We've since corrected the sitemap and now those items are not included, however the graph still indicates there are a high number of 404s. We can mark these URLs as "fixed" in the webmaster tools, but they aren't fixed - they're still 404ing, they just shouldn't be crawled and indexed.

Is it possible to tell Google not to crawl these? Will I need to add these 40,000 links to our robots file? And will these 404s be causing an issue for SEO?

  • 3
    I'm changing your question from "indexing" to "crawling". Google never indexes 404 pages. The graph indicates that it is crawling the URLs, but does not indicate that it has included any of them in the search index. Feb 26, 2016 at 11:48
  • 2
    Never mark a 404 error as fixed if the page is not supposed to be there. You are telling Google that the page should be there and to try again. Google will try a page several times over a period if it gets a 404. When you set a correctly issued 404 error as being fixed, you are starting the process all over again.
    – closetnoc
    Feb 26, 2016 at 17:21

2 Answers 2


Googlebot generally never stops crawling pages once it starts. It is possible that Googlebot will return to check on those URLs every once in a while indefinitely. For reference here is an article about Google's big memory for 404 pages.

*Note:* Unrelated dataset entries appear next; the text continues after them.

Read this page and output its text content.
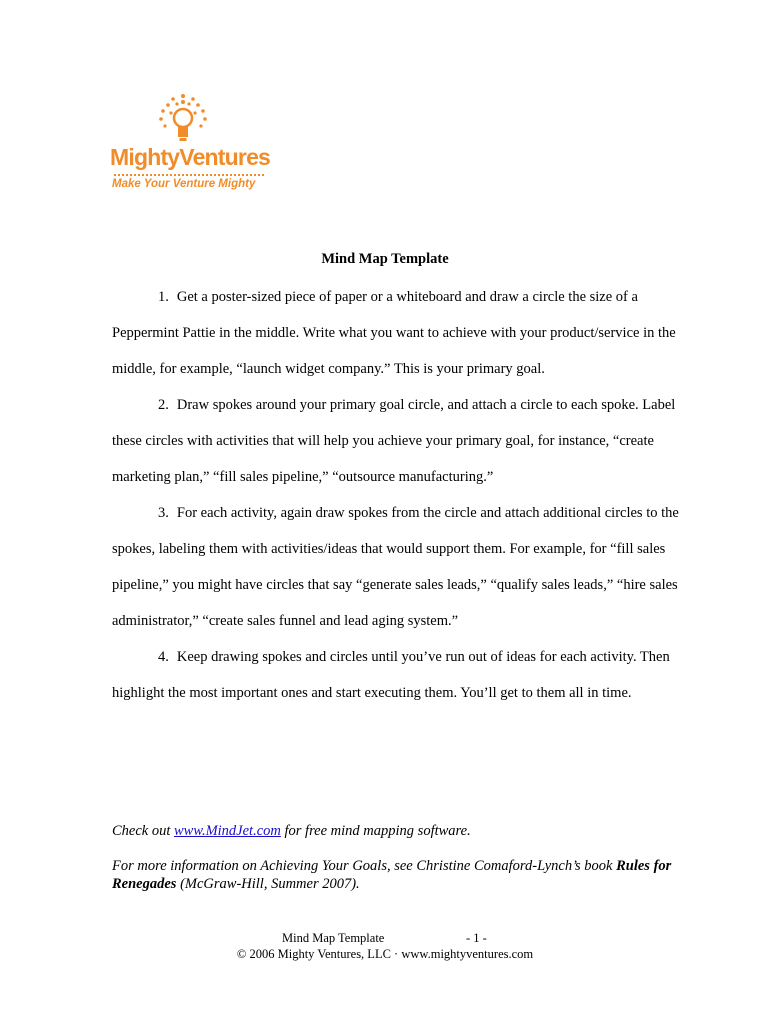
MightyVentures
Make Your Venture Mighty
Mind Map Template

1. Get a poster-sized piece of paper or a whiteboard and draw a circle the size of a Peppermint Pattie in the middle. Write what you want to achieve with your product/service in the middle, for example, “launch widget company.” This is your primary goal.

2. Draw spokes around your primary goal circle, and attach a circle to each spoke. Label these circles with activities that will help you achieve your primary goal, for instance, “create marketing plan,” “fill sales pipeline,” “outsource manufacturing.”

3. For each activity, again draw spokes from the circle and attach additional circles to the spokes, labeling them with activities/ideas that would support them. For example, for “fill sales pipeline,” you might have circles that say “generate sales leads,” “qualify sales leads,” “hire sales administrator,” “create sales funnel and lead aging system.”

4. Keep drawing spokes and circles until you’ve run out of ideas for each activity. Then highlight the most important ones and start executing them. You’ll get to them all in time.

Check out www.MindJet.com for free mind mapping software.

For more information on Achieving Your Goals, see Christine Comaford-Lynch’s book Rules for Renegades (McGraw-Hill, Summer 2007).

Mind Map Template	- 1 -
© 2006 Mighty Ventures, LLC · www.mightyventures.com
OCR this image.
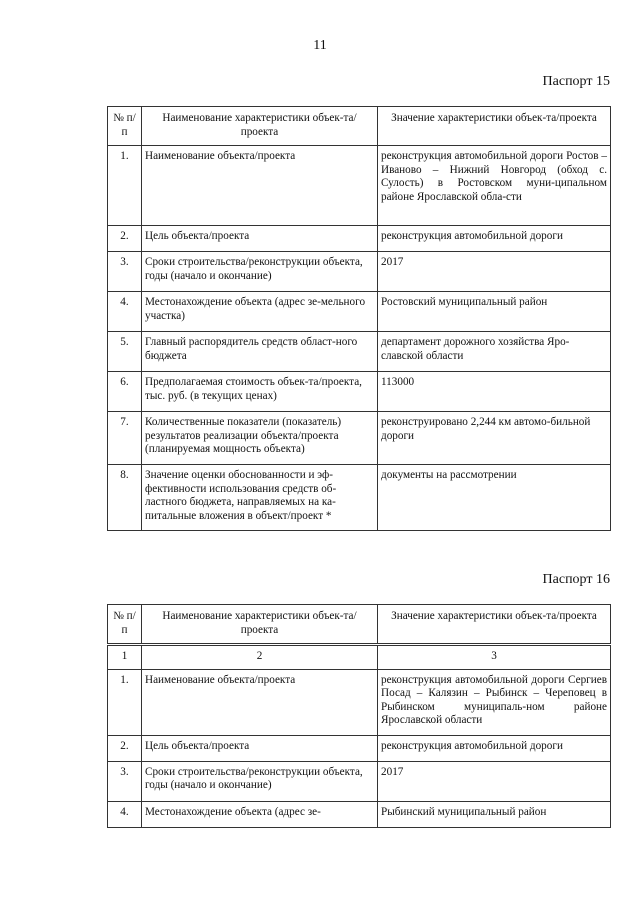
11
Паспорт 15
№ п/п	Наименование характеристики объек-та/проекта	Значение характеристики объек-та/проекта
1.	Наименование объекта/проекта	реконструкция автомобильной дороги Ростов – Иваново – Нижний Новгород (обход с. Сулость) в Ростовском муни-ципальном районе Ярославской обла-сти
2.	Цель объекта/проекта	реконструкция автомобильной дороги
3.	Сроки строительства/реконструкции объекта, годы (начало и окончание)	2017
4.	Местонахождение объекта (адрес зе-мельного участка)	Ростовский муниципальный район
5.	Главный распорядитель средств област-ного бюджета	департамент дорожного хозяйства Яро-славской области
6.	Предполагаемая стоимость объек-та/проекта, тыс. руб. (в текущих ценах)	113000
7.	Количественные показатели (показатель) результатов реализации объекта/проекта (планируемая мощность объекта)	реконструировано 2,244 км автомо-бильной дороги
8.	Значение оценки обоснованности и эф-фективности использования средств об-ластного бюджета, направляемых на ка-питальные вложения в объект/проект *	документы на рассмотрении
Паспорт 16
№ п/п	Наименование характеристики объек-та/проекта	Значение характеристики объек-та/проекта
1	2	3
1.	Наименование объекта/проекта	реконструкция автомобильной дороги Сергиев Посад – Калязин – Рыбинск – Череповец в Рыбинском муниципаль-ном районе Ярославской области
2.	Цель объекта/проекта	реконструкция автомобильной дороги
3.	Сроки строительства/реконструкции объекта, годы (начало и окончание)	2017
4.	Местонахождение объекта (адрес зе-	Рыбинский муниципальный район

You say that you already removed the URLs from the sitemap. That is good. If you hadn't already done so, that would be the first step.

You don't want to add 40,000 individual URLs to your robots.txt file. That could produce a file that is too big. The max robots.txt size is 500KB for Google. Other crawlers may not process even that much.

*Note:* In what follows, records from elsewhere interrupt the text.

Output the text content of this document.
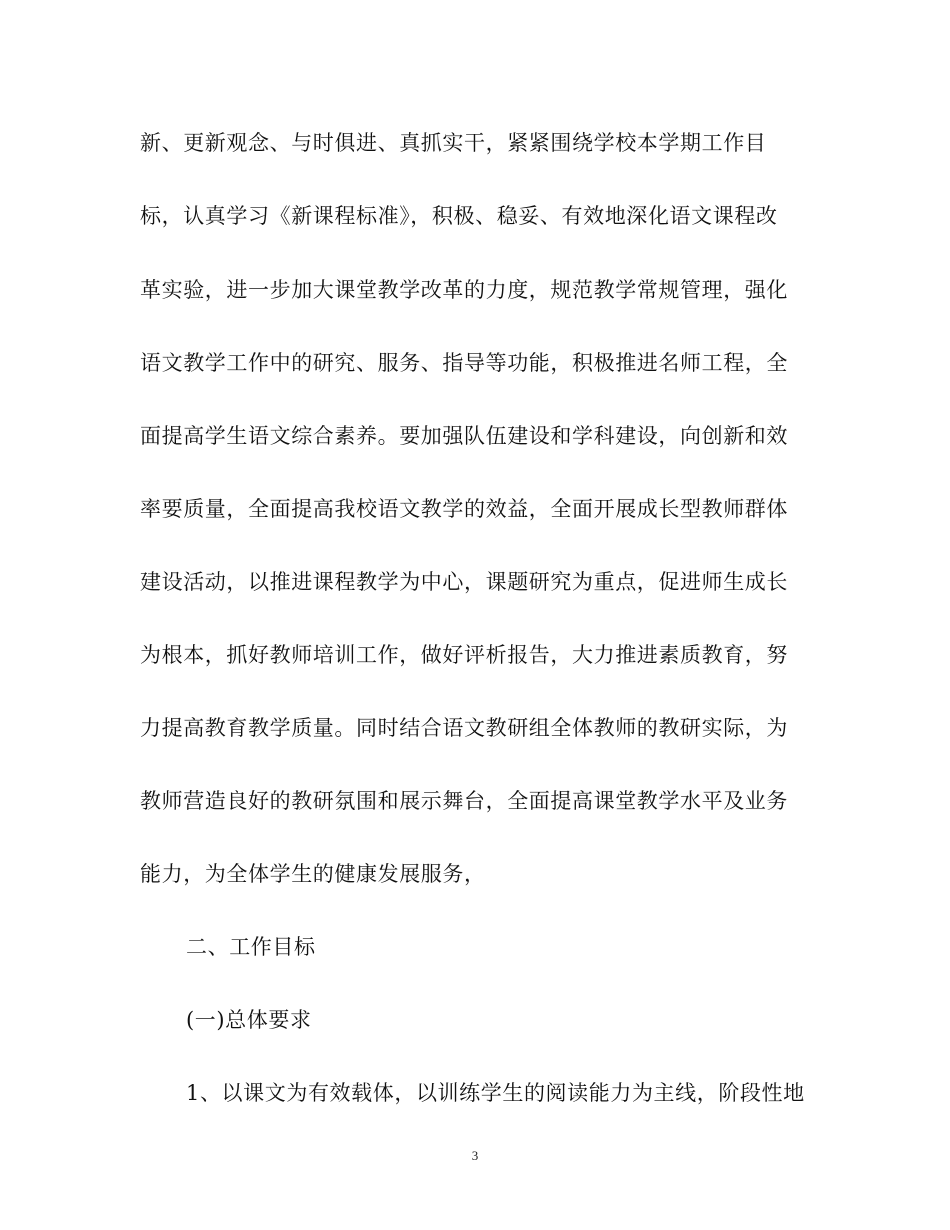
新、更新观念、与时俱进、真抓实干，紧紧围绕学校本学期工作目
标，认真学习《新课程标准》，积极、稳妥、有效地深化语文课程改
革实验，进一步加大课堂教学改革的力度，规范教学常规管理，强化
语文教学工作中的研究、服务、指导等功能，积极推进名师工程，全
面提高学生语文综合素养。要加强队伍建设和学科建设，向创新和效
率要质量，全面提高我校语文教学的效益，全面开展成长型教师群体
建设活动，以推进课程教学为中心，课题研究为重点，促进师生成长
为根本，抓好教师培训工作，做好评析报告，大力推进素质教育，努
力提高教育教学质量。同时结合语文教研组全体教师的教研实际，为
教师营造良好的教研氛围和展示舞台，全面提高课堂教学水平及业务
能力，为全体学生的健康发展服务，
二、工作目标
(一)总体要求
1、以课文为有效载体，以训练学生的阅读能力为主线，阶段性地
3
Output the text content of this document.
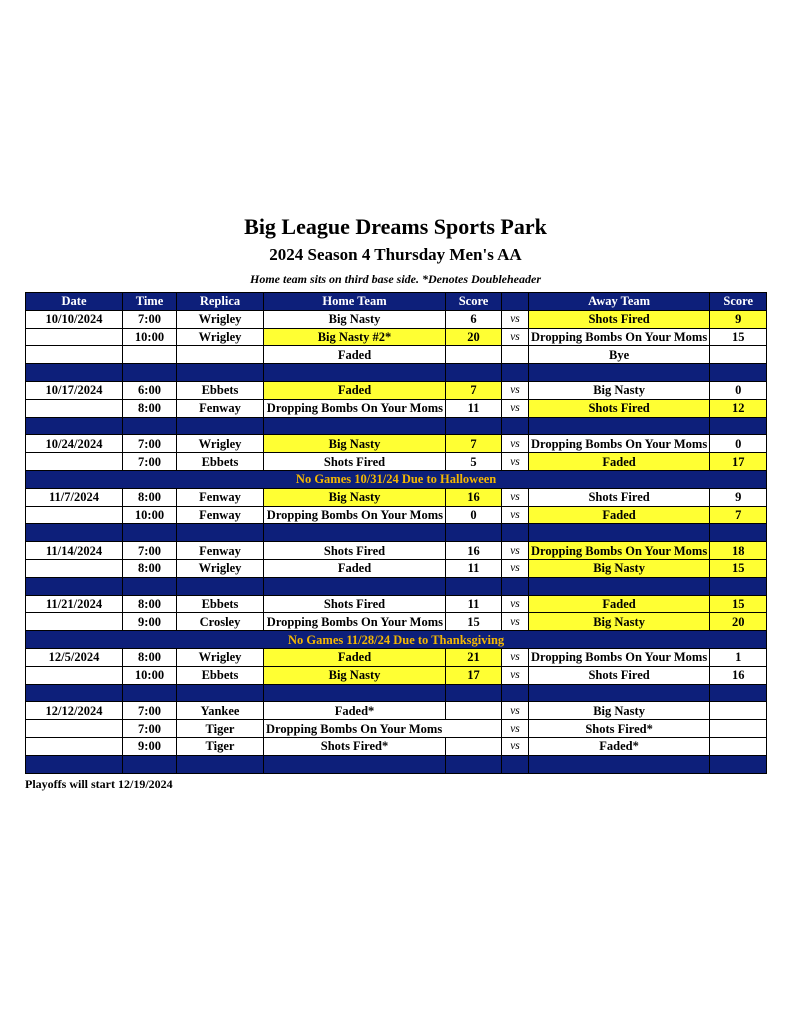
Big League Dreams Sports Park
2024 Season 4 Thursday Men's AA
Home team sits on third base side. *Denotes Doubleheader
Date	Time	Replica	Home Team	Score		Away Team	Score
10/10/2024	7:00	Wrigley	Big Nasty	6	vs	Shots Fired	9
	10:00	Wrigley	Big Nasty #2*	20	vs	Dropping Bombs On Your Moms	15
			Faded			Bye	

10/17/2024	6:00	Ebbets	Faded	7	vs	Big Nasty	0
	8:00	Fenway	Dropping Bombs On Your Moms	11	vs	Shots Fired	12

10/24/2024	7:00	Wrigley	Big Nasty	7	vs	Dropping Bombs On Your Moms	0
	7:00	Ebbets	Shots Fired	5	vs	Faded	17
No Games 10/31/24 Due to Halloween							
11/7/2024	8:00	Fenway	Big Nasty	16	vs	Shots Fired	9
	10:00	Fenway	Dropping Bombs On Your Moms	0	vs	Faded	7

11/14/2024	7:00	Fenway	Shots Fired	16	vs	Dropping Bombs On Your Moms	18
	8:00	Wrigley	Faded	11	vs	Big Nasty	15

11/21/2024	8:00	Ebbets	Shots Fired	11	vs	Faded	15
	9:00	Crosley	Dropping Bombs On Your Moms	15	vs	Big Nasty	20
No Games 11/28/24 Due to Thanksgiving							
12/5/2024	8:00	Wrigley	Faded	21	vs	Dropping Bombs On Your Moms	1
	10:00	Ebbets	Big Nasty	17	vs	Shots Fired	16

12/12/2024	7:00	Yankee	Faded*		vs	Big Nasty	
	7:00	Tiger	Dropping Bombs On Your Moms		vs	Shots Fired*	
	9:00	Tiger	Shots Fired*		vs	Faded*	

Playoffs will start 12/19/2024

Having "404 Not Found" error pages on your site is not a problem. Google's John Mueller says:

404 errors on invalid URLs do not harm your site’s indexing or ranking in any way. It doesn’t matter if there are 100 or 10 million, they won’t harm your site’s ranking. http://googlewebmastercentral.blogspot.ch/2011/05/do-404s-hurt-my-site.html

Having that many 404 errors will make that report in Google Search Console much less usable. One way to remove them from it would be to return a more appropriate status. I would suggest: "401 Unauthorized". That indicates that there is content there, but that the user would be required to login to see it. If the user is logged in, but not an admin, then a "403 Forbidden" status would be appropriate.

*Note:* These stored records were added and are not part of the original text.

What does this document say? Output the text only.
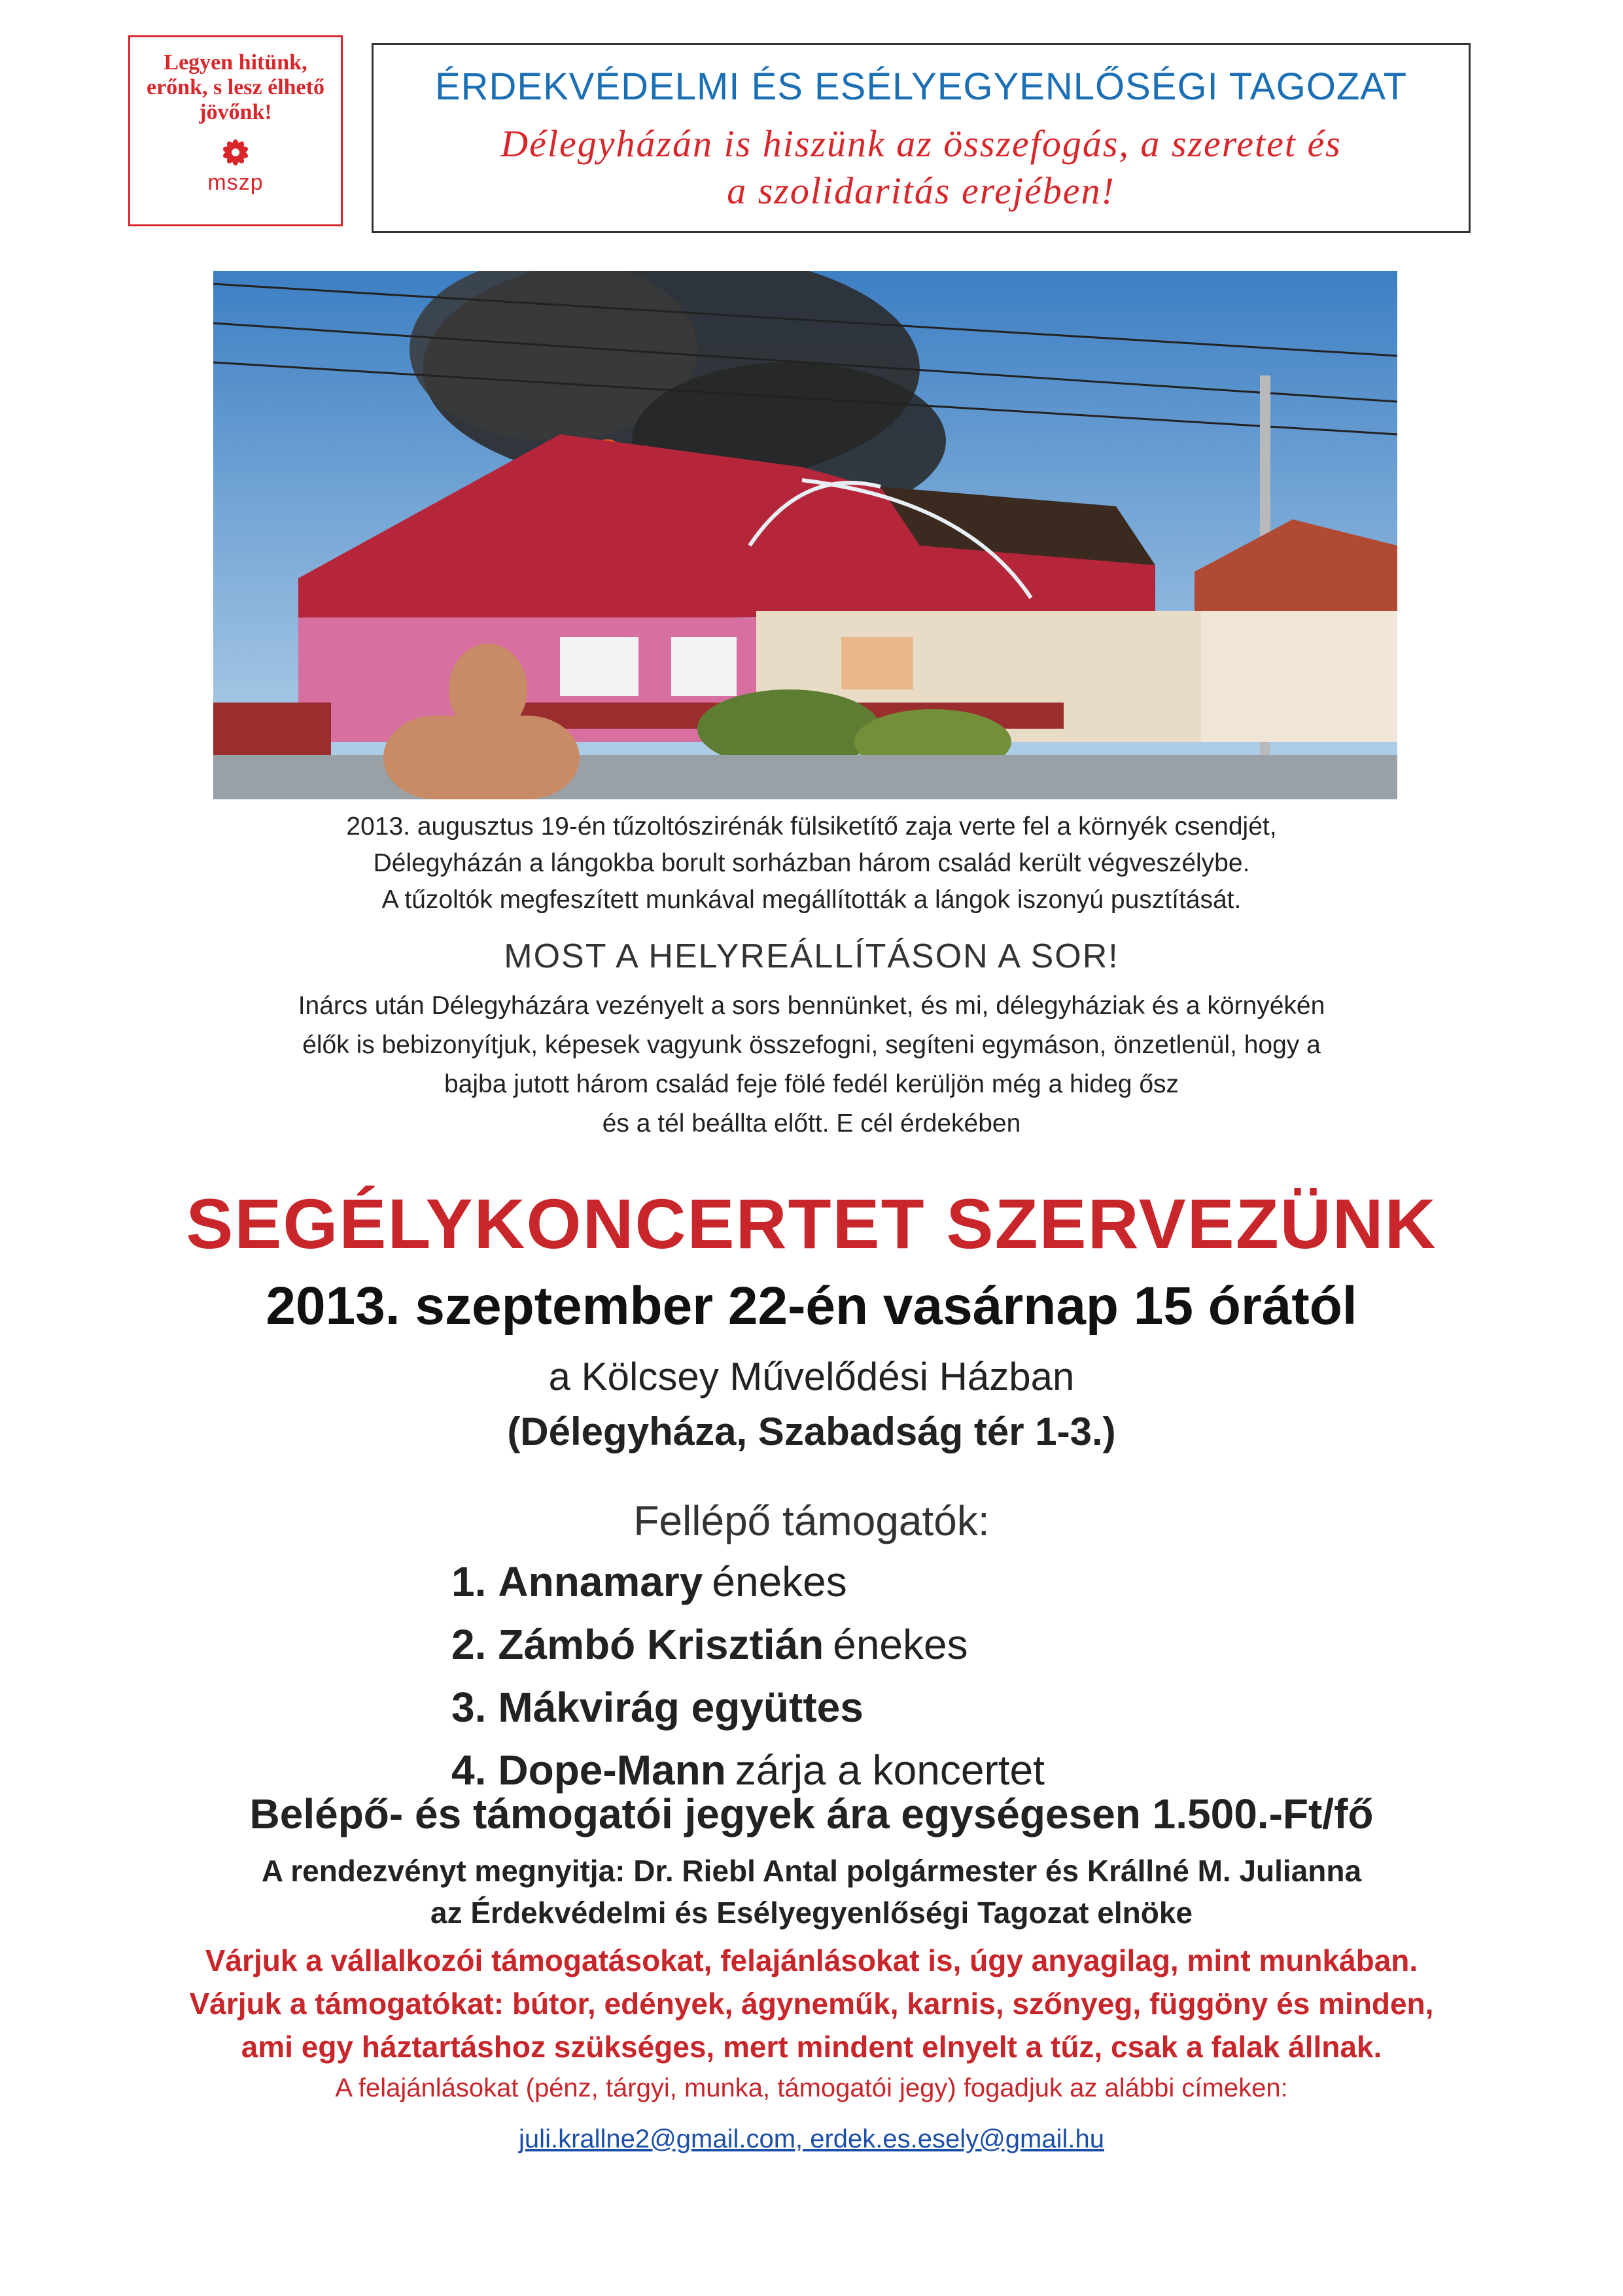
Legyen hitünk,
erőnk, s lesz élhető
jövőnk!
mszp
ÉRDEKVÉDELMI ÉS ESÉLYEGYENLŐSÉGI TAGOZAT
Délegyházán is hiszünk az összefogás, a szeretet és
a szolidaritás erejében!
2013. augusztus 19-én tűzoltószirénák fülsiketítő zaja verte fel a környék csendjét,
Délegyházán a lángokba borult sorházban három család került végveszélybe.
A tűzoltók megfeszített munkával megállították a lángok iszonyú pusztítását.
MOST A HELYREÁLLÍTÁSON A SOR!
Inárcs után Délegyházára vezényelt a sors bennünket, és mi, délegyháziak és a környékén
élők is bebizonyítjuk, képesek vagyunk összefogni, segíteni egymáson, önzetlenül, hogy a
bajba jutott három család feje fölé fedél kerüljön még a hideg ősz
és a tél beállta előtt. E cél érdekében
SEGÉLYKONCERTET SZERVEZÜNK
2013. szeptember 22-én vasárnap 15 órától
a Kölcsey Művelődési Házban
(Délegyháza, Szabadság tér 1-3.)
Fellépő támogatók:
1. Annamary énekes
2. Zámbó Krisztián énekes
3. Mákvirág együttes
4. Dope-Mann zárja a koncertet
Belépő- és támogatói jegyek ára egységesen 1.500.-Ft/fő
A rendezvényt megnyitja: Dr. Riebl Antal polgármester és Krállné M. Julianna
az Érdekvédelmi és Esélyegyenlőségi Tagozat elnöke
Várjuk a vállalkozói támogatásokat, felajánlásokat is, úgy anyagilag, mint munkában.
Várjuk a támogatókat: bútor, edények, ágyneműk, karnis, szőnyeg, függöny és minden,
ami egy háztartáshoz szükséges, mert mindent elnyelt a tűz, csak a falak állnak.
A felajánlásokat (pénz, tárgyi, munka, támogatói jegy) fogadjuk az alábbi címeken:
juli.krallne2@gmail.com, erdek.es.esely@gmail.hu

  • "Googlebot generally never stops" - although you'd perhaps think that Google would be quicker to look the other way for a URL that had only ever appeared "briefly" in an (advisory) sitemap and had never actually returned a valid response? "don't want to add 40,000 URLs" - although with a good amount of luck it could be a one liner: Disallow /admin-only/ !?
    – MrWhite
    Feb 26, 2016 at 17:00
  • Google will clear out it's URL index, but it takes a while and it will not clear out anything where there is still a link or anything other than a 404 or 410 is issued. Google will forget URLs and stop crawling, I know this because Google has successfully forgotten over 1 million of my URLs, but it does seem like they do not forget when links or other references still exist. For example, Google has just finally forgotten about some URLs after a decade! This is because spam sites created links to these resources until within the last two years. Funny huh??
    – closetnoc
    Feb 26, 2016 at 17:28

Block the links using robots.txt.

This will work for a large set of URLs which have some kind of common origin URL.

A directory and its contents by following the directory name with a forward slash:

Disallow: /sample-directory/

From Google Search Console Help.

  • little bit too broad answer, but straight into head. I don't know if it's possible because we are talking about 40,000 links for robots.txt file. I never saw that robots.txt file.
    – Josip Ivic
    Mar 3, 2016 at 10:00
  • So... in my opinion, this isn't a solution. Try to edit an answer and put a reason why he should do this, I'm interested in approach because we're talking about bunch of links. :)
    – Josip Ivic
    Mar 3, 2016 at 10:01
  • Apologies I assumed that those 40,000 links were from a common origin or has a some kind of a unique directory pattern.